Un breve excursus tra alcuni dei casi più memorabili della storia mondiale ce lo dimostrerà senza ombra di dubbio. Spiccano, innanzitutto, i casi dei giovanissimi. Il caso, giustamente più celebre, è quello di Alessandro Magno: nel 356 a.C., a venti anni, era salito al trono di Macedonia; era morto poi nel 323, a soli 33 anni di vita, dopo aver radicalmente sconvolto l’assetto del mondo del Mediterraneo orientale e del Vicino Oriente, e aver posto alcuni fondamenti essenziali per lo sviluppo della civiltà occidentale. Si tratta, invero, di un caso più unico che raro. Ma di protagonisti giovani e giovanissimi della storia se ne incontrano molti. Napoleone cominciò a 27 anni nel 1796 e nel 1815, a 46 anni, aveva concluso la sua grandiosa e inestimabile azione storica, morendo poi a 52 anni. Maometto II, detto il Conquistatore, espugnò Costantinopoli nel 1453, a soli 21 anni, ponendo definitivamente termine alla storia bizantina, e allargando poi l’impero turco sia nei Balcani che in Oriente, e morendo nel 1481, a soli 49 anni. A 49 anni morì pure nel 210 a. C. il grande imperatore cinese QinShiHuangdi, che, salito al trono ad appena 13 anni nel 246 a. C., unificò il paese e iniziò la tradizione culturale e civile che fu poi propria della tradizione cinese. A soli 26 anni cominciò la sua grande carriera politica e militare Scipione l’Africano, che nel 210 a.C. diede inizio alla conquista romana della Spagna e nel 202 a. C. sconfisse a Zama Annibale, ponendo fine alla potenza di Cartagine, e morendo nel 183 a. C. a 53 anni. A questa stessa età di 53 anni morì, nel 1725, lo zar Pietro il Grande, che, nato nel 1672, salì al trono nel 1689, a 17 anni, e subito impresse alla sua azione di sovrano un ritmo tale che nel giro di pochi decenni portò la Russia nel più vivo circolo della vita e della cultura europea.
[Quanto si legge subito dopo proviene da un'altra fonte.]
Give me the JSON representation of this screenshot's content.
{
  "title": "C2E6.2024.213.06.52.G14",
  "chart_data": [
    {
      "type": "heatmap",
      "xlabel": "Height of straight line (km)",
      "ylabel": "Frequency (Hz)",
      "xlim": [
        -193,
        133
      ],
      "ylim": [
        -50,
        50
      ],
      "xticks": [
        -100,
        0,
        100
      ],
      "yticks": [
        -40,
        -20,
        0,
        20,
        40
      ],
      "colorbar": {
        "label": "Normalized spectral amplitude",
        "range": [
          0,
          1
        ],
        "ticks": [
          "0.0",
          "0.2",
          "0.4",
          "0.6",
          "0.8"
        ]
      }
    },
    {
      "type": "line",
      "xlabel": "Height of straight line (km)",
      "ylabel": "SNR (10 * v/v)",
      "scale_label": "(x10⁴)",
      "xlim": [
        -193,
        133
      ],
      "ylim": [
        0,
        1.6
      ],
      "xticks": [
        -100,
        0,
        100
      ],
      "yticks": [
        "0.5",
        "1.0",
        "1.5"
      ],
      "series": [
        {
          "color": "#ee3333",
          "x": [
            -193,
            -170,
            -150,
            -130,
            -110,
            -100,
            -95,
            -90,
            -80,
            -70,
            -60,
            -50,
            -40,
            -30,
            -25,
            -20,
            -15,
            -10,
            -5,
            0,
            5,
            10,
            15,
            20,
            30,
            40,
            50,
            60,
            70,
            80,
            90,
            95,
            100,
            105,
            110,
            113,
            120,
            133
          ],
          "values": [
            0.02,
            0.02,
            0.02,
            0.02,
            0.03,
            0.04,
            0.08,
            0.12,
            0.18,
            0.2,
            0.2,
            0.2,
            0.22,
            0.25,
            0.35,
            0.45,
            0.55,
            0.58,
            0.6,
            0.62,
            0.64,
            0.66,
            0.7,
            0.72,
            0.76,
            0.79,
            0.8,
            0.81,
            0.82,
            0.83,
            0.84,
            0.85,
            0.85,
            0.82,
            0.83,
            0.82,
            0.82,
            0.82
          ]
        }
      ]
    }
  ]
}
Al polo opposto troviamo personalità che iniziarono la loro opera storica in età alquanto avanzata. Così Konrad Adenauer, che divenne cancelliere della Germania Federale (Occidentale) nel 1949 , a 73 anni, e lo rimase fino al 1963, a 87 anni, per morire nel 1967, dopo di aver presieduto alla ricostruzione post-bellica del paese e aver reinserito la Germania nelle relazioni internazionali su un piede di parità. Anche Alcide De Gasperi giunse a capo del governo in Italia nel 1945, a 64 anni, e lo rimase fino al 1953, morendo poi nel 1954, a 73 anni, dopo di aver svolto un’opera storica pari a quella di Adenauer.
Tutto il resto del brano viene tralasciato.